All cyclical commodities, including soybeans, corn and sugar, are currently in backwardation. This means that the forward rate is below the expected spot rate at the due date or expiry of the forward month (delivery date in the future) – a circumstance that is primarily due to the imbalance between supply and demand.
Even grains that have been on a downward path since 2012 have rallied more than 45% in the past six months, due to the La Niña-induced droughts in Latin America and China. “This has led these countries to build up their strategic reserves. In addition, the markets run the risk of underestimating the consequences of inflation expectations, as all the major central banks are showing reluctance to normalize their monetary policy, even if inflation above 2 , Should rise 5%, “says Balances.
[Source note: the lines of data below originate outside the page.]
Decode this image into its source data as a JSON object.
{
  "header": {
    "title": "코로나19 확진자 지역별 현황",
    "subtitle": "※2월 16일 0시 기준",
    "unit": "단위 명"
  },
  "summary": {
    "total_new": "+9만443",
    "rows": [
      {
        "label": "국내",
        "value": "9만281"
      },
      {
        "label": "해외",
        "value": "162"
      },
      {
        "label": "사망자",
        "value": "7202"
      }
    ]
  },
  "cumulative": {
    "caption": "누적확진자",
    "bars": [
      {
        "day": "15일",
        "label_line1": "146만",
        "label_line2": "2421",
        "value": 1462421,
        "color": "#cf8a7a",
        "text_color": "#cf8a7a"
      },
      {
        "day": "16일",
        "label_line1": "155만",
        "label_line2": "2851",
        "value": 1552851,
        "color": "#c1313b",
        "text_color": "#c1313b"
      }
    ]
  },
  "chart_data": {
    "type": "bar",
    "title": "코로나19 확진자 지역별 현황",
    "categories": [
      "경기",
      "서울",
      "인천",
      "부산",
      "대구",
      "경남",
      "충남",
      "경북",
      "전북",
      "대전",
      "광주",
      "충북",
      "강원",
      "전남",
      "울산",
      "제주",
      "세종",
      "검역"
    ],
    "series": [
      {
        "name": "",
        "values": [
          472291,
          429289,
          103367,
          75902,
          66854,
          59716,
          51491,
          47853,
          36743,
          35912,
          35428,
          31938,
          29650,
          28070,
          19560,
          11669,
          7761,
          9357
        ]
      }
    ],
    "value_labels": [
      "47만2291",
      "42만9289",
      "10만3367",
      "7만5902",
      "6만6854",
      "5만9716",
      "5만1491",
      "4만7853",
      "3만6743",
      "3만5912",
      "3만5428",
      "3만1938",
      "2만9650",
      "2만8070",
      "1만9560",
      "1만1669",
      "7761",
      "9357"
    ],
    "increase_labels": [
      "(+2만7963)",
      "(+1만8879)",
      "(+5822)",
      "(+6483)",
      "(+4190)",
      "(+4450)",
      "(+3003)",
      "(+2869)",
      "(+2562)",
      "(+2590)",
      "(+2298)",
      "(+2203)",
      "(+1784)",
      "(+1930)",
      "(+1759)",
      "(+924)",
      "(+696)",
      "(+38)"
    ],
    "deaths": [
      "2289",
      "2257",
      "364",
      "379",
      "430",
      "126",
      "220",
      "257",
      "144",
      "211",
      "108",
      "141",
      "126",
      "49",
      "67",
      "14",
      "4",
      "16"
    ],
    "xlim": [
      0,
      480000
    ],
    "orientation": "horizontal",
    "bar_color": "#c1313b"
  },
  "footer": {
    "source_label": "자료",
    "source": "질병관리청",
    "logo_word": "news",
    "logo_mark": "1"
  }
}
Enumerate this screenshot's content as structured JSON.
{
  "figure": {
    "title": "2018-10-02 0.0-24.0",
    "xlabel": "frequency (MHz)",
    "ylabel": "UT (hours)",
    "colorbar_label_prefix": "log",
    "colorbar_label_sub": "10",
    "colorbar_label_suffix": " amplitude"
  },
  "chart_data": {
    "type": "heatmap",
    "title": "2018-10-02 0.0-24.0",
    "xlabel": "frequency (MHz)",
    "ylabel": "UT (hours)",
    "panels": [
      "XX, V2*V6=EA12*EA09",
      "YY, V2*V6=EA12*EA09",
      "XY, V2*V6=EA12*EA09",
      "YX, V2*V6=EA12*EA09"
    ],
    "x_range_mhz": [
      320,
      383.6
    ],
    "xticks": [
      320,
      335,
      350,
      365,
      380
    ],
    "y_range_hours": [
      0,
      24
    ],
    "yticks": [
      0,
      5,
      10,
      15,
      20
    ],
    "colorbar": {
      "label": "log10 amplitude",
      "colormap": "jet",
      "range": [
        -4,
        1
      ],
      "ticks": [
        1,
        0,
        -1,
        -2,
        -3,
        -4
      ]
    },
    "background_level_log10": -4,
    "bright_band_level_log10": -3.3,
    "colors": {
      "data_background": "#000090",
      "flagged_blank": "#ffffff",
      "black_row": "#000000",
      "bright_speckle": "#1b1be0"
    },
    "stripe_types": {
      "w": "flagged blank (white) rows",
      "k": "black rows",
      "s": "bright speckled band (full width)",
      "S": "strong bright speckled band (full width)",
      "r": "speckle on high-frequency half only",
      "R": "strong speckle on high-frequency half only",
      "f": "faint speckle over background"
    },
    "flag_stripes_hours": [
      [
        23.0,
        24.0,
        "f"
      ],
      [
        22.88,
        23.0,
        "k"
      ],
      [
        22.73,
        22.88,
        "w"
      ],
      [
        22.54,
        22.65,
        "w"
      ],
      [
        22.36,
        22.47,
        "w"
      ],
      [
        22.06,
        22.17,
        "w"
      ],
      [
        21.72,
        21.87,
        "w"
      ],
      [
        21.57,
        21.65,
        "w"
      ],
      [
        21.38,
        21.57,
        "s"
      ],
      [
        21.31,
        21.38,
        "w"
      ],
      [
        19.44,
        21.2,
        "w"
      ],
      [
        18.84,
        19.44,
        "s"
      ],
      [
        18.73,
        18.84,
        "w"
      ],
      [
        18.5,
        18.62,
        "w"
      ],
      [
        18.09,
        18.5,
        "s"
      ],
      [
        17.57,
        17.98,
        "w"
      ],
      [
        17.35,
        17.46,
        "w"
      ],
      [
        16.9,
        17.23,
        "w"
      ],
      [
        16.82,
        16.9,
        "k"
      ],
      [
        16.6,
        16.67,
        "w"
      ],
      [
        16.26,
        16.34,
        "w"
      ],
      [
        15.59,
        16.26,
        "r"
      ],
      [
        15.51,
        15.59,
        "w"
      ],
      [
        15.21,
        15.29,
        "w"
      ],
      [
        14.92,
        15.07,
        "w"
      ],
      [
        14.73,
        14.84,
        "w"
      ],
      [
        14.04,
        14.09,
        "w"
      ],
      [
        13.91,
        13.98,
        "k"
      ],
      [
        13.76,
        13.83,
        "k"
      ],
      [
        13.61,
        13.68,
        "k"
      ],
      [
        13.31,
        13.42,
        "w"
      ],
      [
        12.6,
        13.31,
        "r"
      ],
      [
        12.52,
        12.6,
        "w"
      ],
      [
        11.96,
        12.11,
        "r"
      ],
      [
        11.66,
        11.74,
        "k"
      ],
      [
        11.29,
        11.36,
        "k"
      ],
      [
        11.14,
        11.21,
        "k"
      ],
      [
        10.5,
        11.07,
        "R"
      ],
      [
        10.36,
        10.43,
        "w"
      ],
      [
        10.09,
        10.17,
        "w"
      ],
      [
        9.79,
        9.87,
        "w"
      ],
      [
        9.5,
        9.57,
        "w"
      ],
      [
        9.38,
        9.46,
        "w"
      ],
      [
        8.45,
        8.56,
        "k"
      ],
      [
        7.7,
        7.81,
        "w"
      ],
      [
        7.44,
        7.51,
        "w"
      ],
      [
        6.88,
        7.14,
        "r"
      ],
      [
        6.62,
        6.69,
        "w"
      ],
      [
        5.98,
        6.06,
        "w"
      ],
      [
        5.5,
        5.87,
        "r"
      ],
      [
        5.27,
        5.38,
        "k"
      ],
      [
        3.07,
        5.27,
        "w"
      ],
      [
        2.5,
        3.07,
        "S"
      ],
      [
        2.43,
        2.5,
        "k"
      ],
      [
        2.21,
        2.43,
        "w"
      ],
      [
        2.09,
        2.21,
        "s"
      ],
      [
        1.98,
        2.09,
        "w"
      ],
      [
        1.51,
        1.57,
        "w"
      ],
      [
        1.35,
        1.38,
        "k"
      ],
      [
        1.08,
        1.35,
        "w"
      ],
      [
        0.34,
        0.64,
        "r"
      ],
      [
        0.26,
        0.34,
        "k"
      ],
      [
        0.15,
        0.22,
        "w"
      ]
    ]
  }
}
Saudi Arabia is stabilizing the oil markets
At the last OPEC meeting, Saudi Arabia surprised the markets by announcing a unilateral production cut of 1 million barrels per day (mbpd) for February and March. This cut offsets the increase in production that Russia and Kazakhstan had called for, especially to meet domestic heating needs in winter. “As a result, oil’s strong price rally towards USD 55 (for Brent) continued,” said Salden. Saudi Arabia is aiming for further depletion of inventories in the first quarter, although a seasonal build-up in global oil stocks would normally be observed. This allows the OPEC + cartel to ramp up production in the second quarter as soon as the vaccine and warmer temperatures are likely to increase mobility and demand for oil. Current oil demand is still fragile due to lockdowns in Europe. The recovery of flight activity remains crucial. Asia gives hope as activity there has already completely recovered.
As Salden further explains, the measures taken by Saudi Arabia will lead to a daily reduction in oil supply of more than 1.4 mbpd in 2021, which will lead to a complete dissolution of excess storage on land. The floating bearings at sea and in oil tankers have already been dismantled. In addition, Saudi Arabia seems willing to lend a helping hand to Russia in order to pave the way for friendly negotiations on production increases in the second quarter.
Rise in shale oil production capped by ESG trends
Russia fears that shale oil production will pick up again if oil prices rise too fast and too high. The free capacities outside of OPEC + are limited, however, as a resurgence in shale oil production is capped by ESG trends, which lead to higher financing costs. “This should help the cartel regain control of the market. It is also unclear whether the new Biden administration will allow Iran to export oil later this year. Therefore, oil prices have the potential to continue to rise, with Brent up to In the middle of the year it is likely to trade above USD 60 and even in stronger backwardation, “concluded Salden.